Plus nous passons du temps ensemble, plus je réalise à quel point il est différent de ce que j'aurais pu imaginer la première fois que je l'ai vu. Derrière sa belle gueule et sa confiance apparente, se cache une âme d'une douceur inattendue. Une âme sensible qui aime contempler la beauté du monde et qui parvient à la transcender.
Mais, ce qui me touche encore davantage, c'est la manière dont il me montre son affection. Il est attentionné, attentif à mes besoins, à ma sécurité et à mes émotions. Parfois, un simple regard de sa part suffit à me réconforter, à me faire sentir spéciale. Cette tendresse qui émane de lui passe par des gestes simples, mais d'une grande bienveillance. Il me tient la porte, passe devant quand on traverse la rue, me serre la main dès que nous empruntons des sentiers escarpés et me couvre de sa veste en jean lorsque le vent se lève dans la soirée.
Je le contemple, et cela me paraît presque irréel. Quelle était la probabilité que ce garçon si parfait partage la même attirance à mon égard que celle que j'éprouve pour lui ?
— À quoi penses-tu, Pâquerette ?
J'adore ce petit nom qu'il me donne. Il me ramène instantanément à notre premier baiser et à cet endroit magique sur la colline. Il caresse mes cheveux et les relève vers l'arrière pour dégager mes yeux. Sa tête est au-dessus de la mienne, il sourit. On dirait qu'il sait que je pense à lui, mais je réponds comme si de rien n'était :
— À rien, je me repose. Ma matinée a été fatigante.
Tous les matins, je travaille à la boutique de Madame Limoux. Elle m'apprend des tas de choses : reconnaître les tissus, les découper, coudre de différentes façons, assembler les pièces, faire des patrons... Et j'adore ça. Plus elle me forme au métier de couturière, plus je m'y intéresse. Avec l'argent que je gagne, j'achète des revues de mode, je découvre, j'analyse et j'essaye de reproduire. Richard m'encourage, il m'aide en me donnant des astuces pour le dessin ou comment trouver les bonnes proportions.
Il m'embrasse et, comme bien souvent, se met à rêver :
— Tu es fatiguée, mais c'est pour la bonne cause. Tu dois tout apprendre de cette femme, parce que toi et moi, on va s'enfuir à Paris. Tu iras travailler avec Coco Chanel et moi, je m'inscrirai aux Beaux-Arts. Ensuite, on voyagera. On fera même le tour du monde ! T'es d'accord ?
Évidemment, je suis d'accord. Je le suivrai partout.

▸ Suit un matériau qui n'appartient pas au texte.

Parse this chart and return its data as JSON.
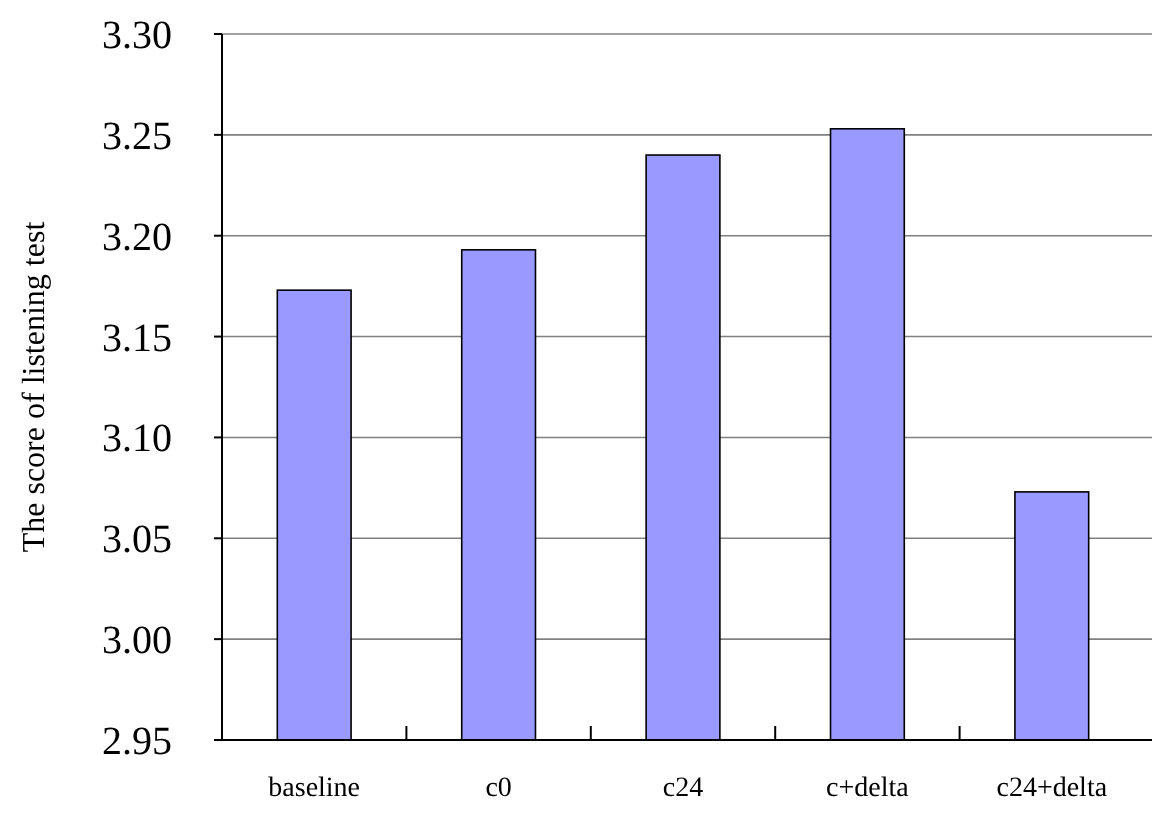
{
  "chart_data": {
    "type": "bar",
    "ylabel": "The score of listening test",
    "categories": [
      "baseline",
      "c0",
      "c24",
      "c+delta",
      "c24+delta"
    ],
    "values": [
      3.173,
      3.193,
      3.24,
      3.253,
      3.073
    ],
    "color": "#9999ff",
    "ylim": [
      2.95,
      3.3
    ],
    "yticks": [
      {
        "value": 2.95,
        "label": "2.95"
      },
      {
        "value": 3.0,
        "label": "3.00"
      },
      {
        "value": 3.05,
        "label": "3.05"
      },
      {
        "value": 3.1,
        "label": "3.10"
      },
      {
        "value": 3.15,
        "label": "3.15"
      },
      {
        "value": 3.2,
        "label": "3.20"
      },
      {
        "value": 3.25,
        "label": "3.25"
      },
      {
        "value": 3.3,
        "label": "3.30"
      }
    ],
    "grid": "y"
  }
}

Quand les cloches de l'église sonnent l'angélus, il est temps de rejoindre Félix et Jacquie à la guinguette. Le samedi, j'ai l'autorisation d'y rester jusqu'à neuf heures puisque je ne travaille pas le lendemain. Il a été facile de convaincre papa et maman. J'ai simplement assuré que Jacqueline y allait aussi. Ils ont confiance en elle, ils disent que c'est "une petite comme il faut", alors ils se disent que si elle est avec moi, je ne cours aucun risque.
C'est ainsi que nos journées se déroulent. Nous avons nos moments en amoureux, mais finissons toujours par rejoindre nos frères et sœurs de cœur. Nous nous baignons dans la rivière, organisons des pique-niques, les garçons jouent au football et nous les encourageons, puis nous partageons des glaces à la vanille, à la terrasse du café.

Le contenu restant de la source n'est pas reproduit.